Seminary professors speak up
Letter from severela professors from Sacred Heart Major Seminary in Detroit on the Detroit Free Press coverage of "proportionate reasons". Awesome stuff! God bless and keep these outstanding teachers!
Hattip to Catholic Analysis for this piece.
The headline of the Sept. 7 Detroit Free Press instructed, "Catholics allowed pro-choice vote." That headline and much of the subsequent article was distressingly misleading.
U.S. bishops, in their statement "Faithful Citizenship: A Catholic Call to Political Responsibility," asserted: "Abortion and euthanasia have become preeminent threats to human life and dignity because they directly attack life itself, the most fundamental good and the condition for all others."
Abortion, the deliberate killing of a human being before birth, is never morally acceptable. The destruction of human embryos as objects of research is wrong. This document speaks against many evils in our culture, but it makes repeatedly clear that abortion is the preeminent threat and that the right to life is the condition for all other rights. We must note very carefully that Cardinal Joseph Ratzinger stated that a vote for a pro-abortion candidate needs to be "for proportionate reasons."
Consider: Is it always wrong to vote for someone who would legalize a serious intrinsic evil, such as slavery? Suppose the pro-slavery candidate had a good health care policy or a good proposal for increasing employment, would those considerations outweigh his or her pro-slavery stance? Suppose a pro-life candidate was waging a war one thought to be unjust or was not working hard enough to ensure good health care or civil rights. Similarly, suppose one thought the pro-abortion candidate had stronger pro-life stances in areas other than abortion. The proportion surely tilts toward protection of the life of unborn persons, not other issues. Those who are enslaved certainly have a greater interest in freedom than in health care; those who are in the womb have a greater interest in continuing to live than to possess a health care plan.
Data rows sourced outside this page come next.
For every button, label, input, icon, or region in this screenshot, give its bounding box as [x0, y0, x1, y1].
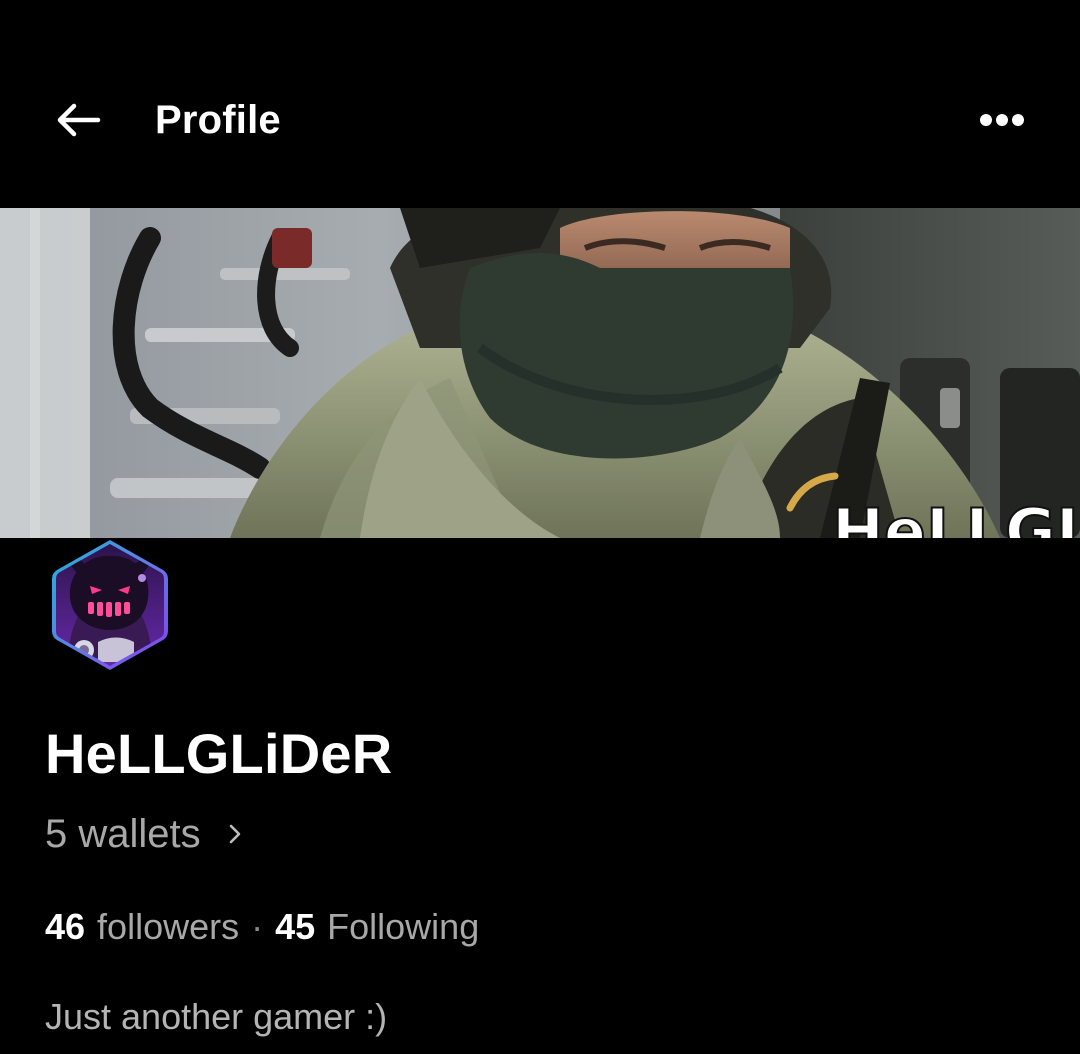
following-label: Following — [327, 906, 480, 947]
followers-label: followers — [97, 906, 240, 947]
banner-overlay-text: HeLLGL — [832, 495, 1080, 538]
profile-screen: Profile HeLLGL HeLLGLiDeR 5 wallets 46 f… — [0, 0, 1080, 1054]
followers-link[interactable]: 46 followers — [45, 906, 239, 948]
stats-separator: · — [251, 906, 264, 947]
chevron-right-icon — [227, 822, 243, 846]
arrow-left-icon — [57, 103, 101, 137]
page-title: Profile — [155, 98, 281, 142]
followers-count: 46 — [45, 906, 86, 947]
follow-stats: 46 followers · 45 Following — [45, 902, 479, 952]
more-options-button[interactable] — [962, 88, 1042, 152]
profile-bio: Just another gamer :) — [45, 996, 388, 1037]
profile-banner-image: HeLLGL — [0, 208, 1080, 538]
back-button[interactable] — [40, 86, 116, 154]
avatar[interactable] — [48, 538, 172, 672]
wallets-link[interactable]: 5 wallets — [45, 806, 243, 862]
top-app-bar: Profile — [0, 0, 1080, 208]
more-horizontal-icon — [980, 114, 1024, 126]
following-link[interactable]: 45 Following — [275, 906, 479, 948]
display-name: HeLLGLiDeR — [45, 722, 393, 785]
following-count: 45 — [275, 906, 316, 947]
wallets-count-label: 5 wallets — [45, 811, 201, 856]
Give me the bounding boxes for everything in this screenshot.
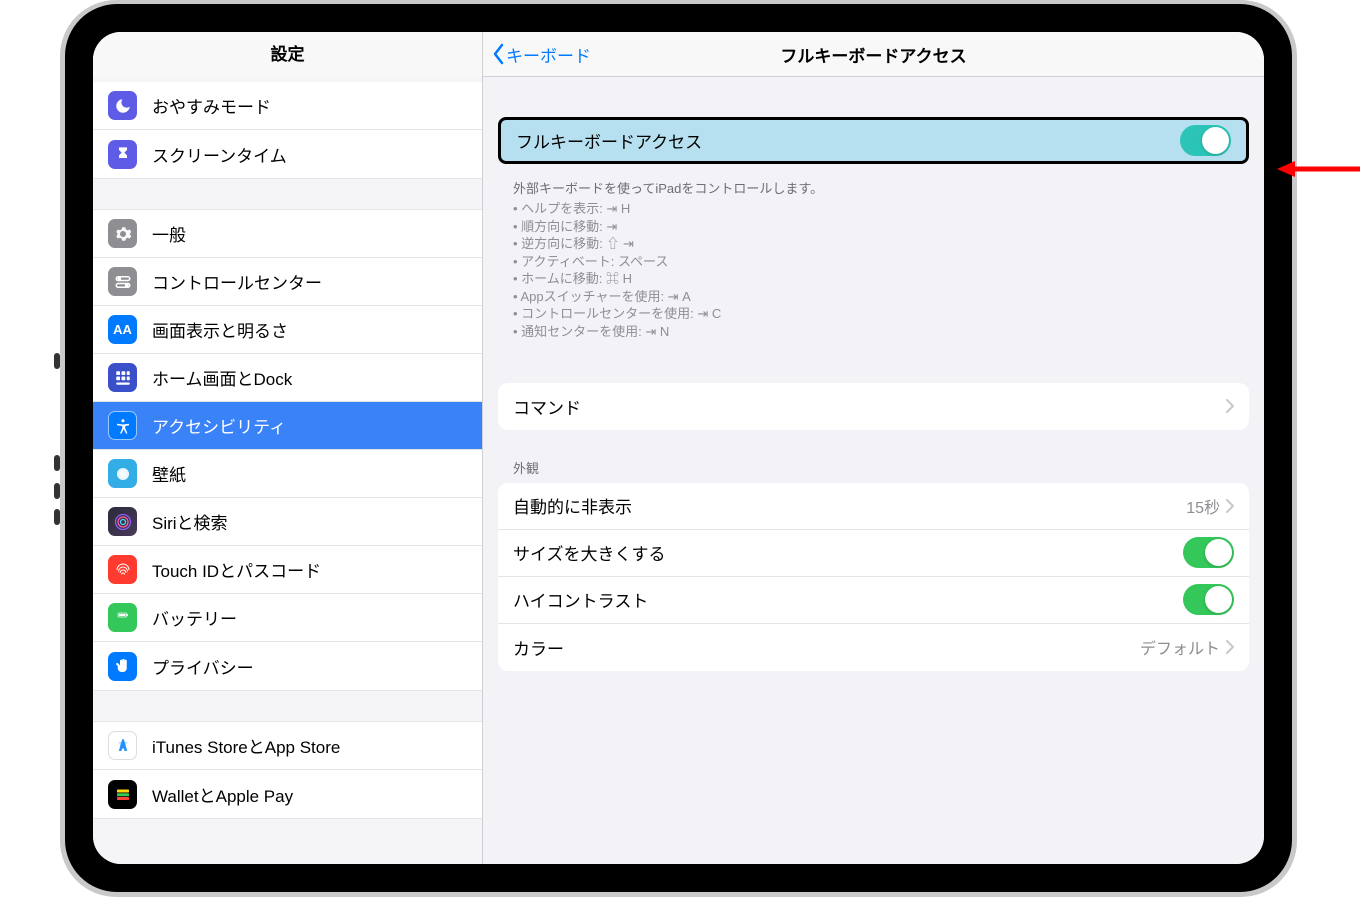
sidebar-list[interactable]: おやすみモード スクリーンタイム <box>93 77 482 864</box>
sidebar-item-screen-time[interactable]: スクリーンタイム <box>93 130 482 178</box>
annotation-arrow <box>1277 160 1360 178</box>
gear-icon <box>108 219 137 248</box>
appstore-icon <box>108 731 137 760</box>
sidebar-item-label: コントロールセンター <box>152 269 322 294</box>
sidebar-item-home-dock[interactable]: ホーム画面とDock <box>93 354 482 402</box>
cell-value: デフォルト <box>1140 635 1220 659</box>
moon-icon <box>108 91 137 120</box>
fingerprint-icon <box>108 555 137 584</box>
toggle-knob <box>1205 586 1232 613</box>
sidebar-item-label: Touch IDとパスコード <box>152 557 321 582</box>
shortcut-item: 通知センターを使用: ⇥ N <box>513 323 1234 341</box>
increase-size-row[interactable]: サイズを大きくする <box>498 530 1249 577</box>
sidebar-item-label: 一般 <box>152 221 186 246</box>
sidebar-item-display-brightness[interactable]: AA 画面表示と明るさ <box>93 306 482 354</box>
commands-group: コマンド <box>498 383 1249 430</box>
sidebar-item-label: 画面表示と明るさ <box>152 317 288 342</box>
shortcut-item: ヘルプを表示: ⇥ H <box>513 200 1234 218</box>
appearance-group: 自動的に非表示 15秒 サイズを大きくする ハイコントラスト <box>498 483 1249 671</box>
sidebar-item-battery[interactable]: バッテリー <box>93 594 482 642</box>
detail-header: キーボード フルキーボードアクセス <box>483 32 1264 77</box>
shortcut-item: 逆方向に移動: ⇧ ⇥ <box>513 235 1234 253</box>
chevron-right-icon <box>1226 640 1234 654</box>
full-keyboard-access-row[interactable]: フルキーボードアクセス <box>498 117 1249 164</box>
sidebar-item-label: 壁紙 <box>152 461 186 486</box>
cell-label: 自動的に非表示 <box>513 493 1186 518</box>
detail-body[interactable]: フルキーボードアクセス 外部キーボードを使ってiPadをコントロールします。 ヘ… <box>483 77 1264 864</box>
sidebar-item-do-not-disturb[interactable]: おやすみモード <box>93 82 482 130</box>
accessibility-icon <box>108 411 137 440</box>
shortcut-item: コントロールセンターを使用: ⇥ C <box>513 305 1234 323</box>
ipad-frame: 設定 おやすみモード スクリーンタイ <box>60 0 1297 897</box>
chevron-right-icon <box>1226 499 1234 513</box>
cell-label: ハイコントラスト <box>513 587 1183 612</box>
battery-icon <box>108 603 137 632</box>
sidebar-item-wallet-applepay[interactable]: WalletとApple Pay <box>93 770 482 818</box>
sidebar-item-touchid-passcode[interactable]: Touch IDとパスコード <box>93 546 482 594</box>
toggle-knob <box>1202 127 1229 154</box>
hourglass-icon <box>108 140 137 169</box>
auto-hide-row[interactable]: 自動的に非表示 15秒 <box>498 483 1249 530</box>
sidebar-item-label: アクセシビリティ <box>152 413 286 438</box>
detail-title: フルキーボードアクセス <box>483 42 1264 67</box>
chevron-left-icon <box>491 43 505 65</box>
home-grid-icon <box>108 363 137 392</box>
cell-label: カラー <box>513 635 1140 660</box>
full-keyboard-access-group: フルキーボードアクセス <box>498 117 1249 164</box>
appearance-header: 外観 <box>498 440 1249 483</box>
toggle-knob <box>1205 539 1232 566</box>
sidebar-item-control-center[interactable]: コントロールセンター <box>93 258 482 306</box>
siri-icon <box>108 507 137 536</box>
sidebar-item-label: ホーム画面とDock <box>152 365 292 390</box>
commands-row[interactable]: コマンド <box>498 383 1249 430</box>
sidebar-item-itunes-appstore[interactable]: iTunes StoreとApp Store <box>93 722 482 770</box>
switches-icon <box>108 267 137 296</box>
full-keyboard-access-toggle[interactable] <box>1180 125 1231 156</box>
hand-icon <box>108 652 137 681</box>
chevron-right-icon <box>1226 399 1234 413</box>
footer-lead: 外部キーボードを使ってiPadをコントロールします。 <box>513 180 1234 198</box>
sidebar-item-label: おやすみモード <box>152 93 271 118</box>
sidebar-item-privacy[interactable]: プライバシー <box>93 642 482 690</box>
ipad-bezel: 設定 おやすみモード スクリーンタイ <box>65 4 1292 892</box>
sidebar-item-wallpaper[interactable]: 壁紙 <box>93 450 482 498</box>
sidebar-group-2: 一般 コントロールセンター AA 画面表示と明るさ <box>93 209 482 691</box>
sidebar-item-label: スクリーンタイム <box>152 142 287 167</box>
sidebar-item-label: iTunes StoreとApp Store <box>152 733 340 758</box>
sidebar-item-label: Siriと検索 <box>152 509 228 534</box>
high-contrast-toggle[interactable] <box>1183 584 1234 615</box>
sidebar-group-3: iTunes StoreとApp Store WalletとApple Pay <box>93 721 482 819</box>
settings-sidebar: 設定 おやすみモード スクリーンタイ <box>93 32 483 864</box>
text-size-icon: AA <box>108 315 137 344</box>
keyboard-shortcuts-note: 外部キーボードを使ってiPadをコントロールします。 ヘルプを表示: ⇥ H 順… <box>498 174 1249 361</box>
shortcut-list: ヘルプを表示: ⇥ H 順方向に移動: ⇥ 逆方向に移動: ⇧ ⇥ アクティベー… <box>513 200 1234 340</box>
shortcut-item: 順方向に移動: ⇥ <box>513 218 1234 236</box>
detail-panel: キーボード フルキーボードアクセス フルキーボードアクセス <box>483 32 1264 864</box>
cell-value: 15秒 <box>1186 494 1220 518</box>
cell-label: サイズを大きくする <box>513 540 1183 565</box>
sidebar-item-label: WalletとApple Pay <box>152 782 293 807</box>
sidebar-item-siri-search[interactable]: Siriと検索 <box>93 498 482 546</box>
back-label: キーボード <box>506 42 591 67</box>
wallet-icon <box>108 780 137 809</box>
shortcut-item: アクティベート: スペース <box>513 253 1234 271</box>
shortcut-item: Appスイッチャーを使用: ⇥ A <box>513 288 1234 306</box>
sidebar-item-label: プライバシー <box>152 654 254 679</box>
sidebar-group-1: おやすみモード スクリーンタイム <box>93 82 482 179</box>
high-contrast-row[interactable]: ハイコントラスト <box>498 577 1249 624</box>
cell-label: フルキーボードアクセス <box>516 128 1180 153</box>
sidebar-item-accessibility[interactable]: アクセシビリティ <box>93 402 482 450</box>
sidebar-item-general[interactable]: 一般 <box>93 210 482 258</box>
color-row[interactable]: カラー デフォルト <box>498 624 1249 671</box>
sidebar-item-label: バッテリー <box>152 605 237 630</box>
cell-label: コマンド <box>513 394 1226 419</box>
increase-size-toggle[interactable] <box>1183 537 1234 568</box>
sidebar-title: 設定 <box>93 32 482 77</box>
wallpaper-icon <box>108 459 137 488</box>
ipad-screen: 設定 おやすみモード スクリーンタイ <box>93 32 1264 864</box>
back-button[interactable]: キーボード <box>483 42 591 67</box>
shortcut-item: ホームに移動: ⌘ H <box>513 270 1234 288</box>
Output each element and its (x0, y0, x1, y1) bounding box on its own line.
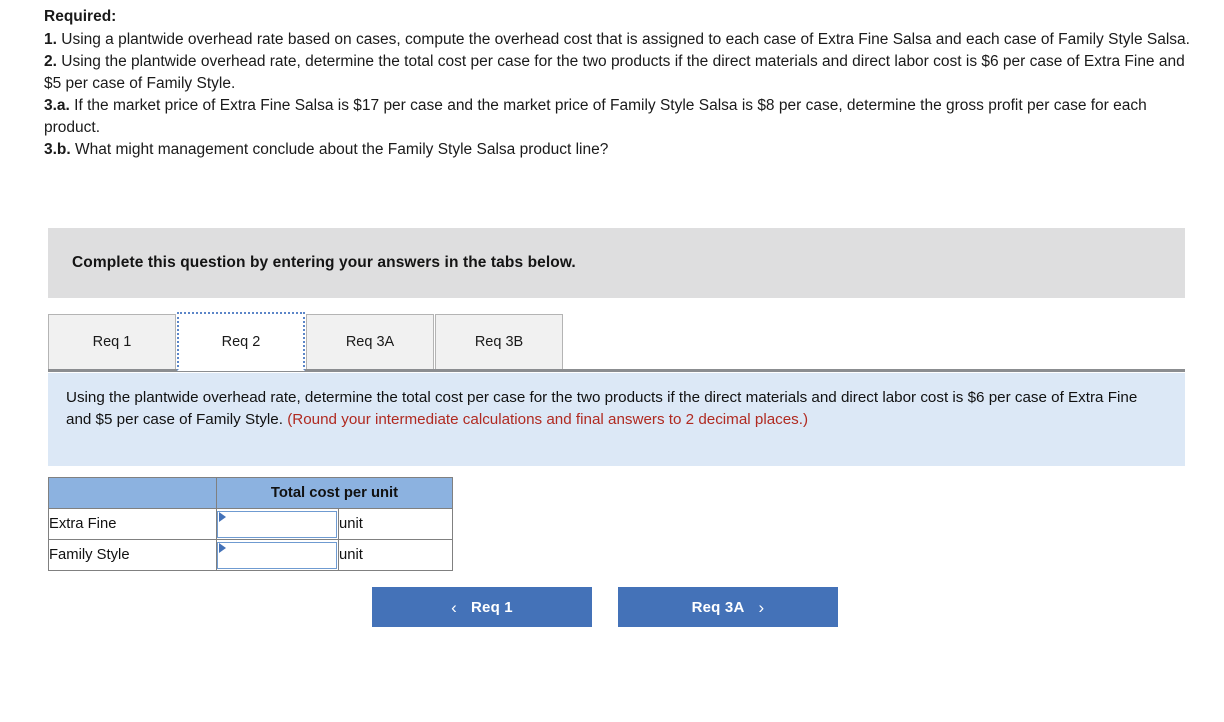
required-item-3b: 3.b. What might management conclude abou… (44, 139, 1192, 161)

Each year in the United States, there are about 1 million babies who die through abortion. They never get to enjoy any of the privileges we all hope for -- not the freedom to vote or access to health care.
Yes, injustice is done to those who experience discrimination, who are sent to fight in unjust wars, who don't have health care. But they at least have life and the opportunity to fight for other rights. The dead unborn do not. What can outweigh that consideration?
Robert Fastiggi
John Hittinger
Janet E. Smith
Eduardo Echeverria, Associate Professor of Philosophy
Mark Latkovic, Professor of Theology
Father Earl J. Muller, S.J., Bishop Kevin M. Britt Chair in Christology
Professors, Sacred Heart Major Seminary, Detroit
Hattip to Catholic Analysis for this piece.
3 Comments:
Hmm, so it's a sliding scale of evilness, a "morally relative" method of voting?
If you believe in evil, you may believe that abortion is evil. You should probably vote accordingly.
However, does the fact that abortion is evil mean that promiscous use of the the death penalty is NOT evil? That starting a war which THEN results in the death of pregnant Iraqi weomine is ALSO evil?
It seems to me that if you truly believe in good and evil you should not vote for EITHER of the major candidates. But if you want to vote for the lesser of two evils, that is a moral choice you have to make for yourself.
May I remind you that there is no such thing as a "pro-abortion" person. There is only Pro Life and Choice. Since Roe v. Wade REpublicans have reduced the abortion totals per year. They have destroyed welfare for mothers who are on the roles and pregnant. It is apparent to me that they are not humane or compassionate. Kerry will fight to reduce abortion. Kerry will fight to provide women with real options (adoption, social welfare, social security, deadbeat dad protection, safe havens for infants. Kerry is the best pro-life candidate we have... As for George W., human rights does not stop at birth... He's got lots of other things to work on..
Could you site John Kerry's 20 yr record here? After all since he is a Catholic, I believe it would be important to see exactly what he has done to reduce abortion in the 20 yrs he has been in office. How many of these welfare programs actually work, and what evidence do you have to support that? Is it true charity and compassion to put in place programs that only make people dependent rather then independent? I don't personally think so. No one has done more for the Pro Life movement than President George W Bush in 30 yrs. I have proof of that, just let me know if you are interested, and I would be happy to post it here. It is unfortunate that you don't care for labels, because after all we are Catholic and that is a label too.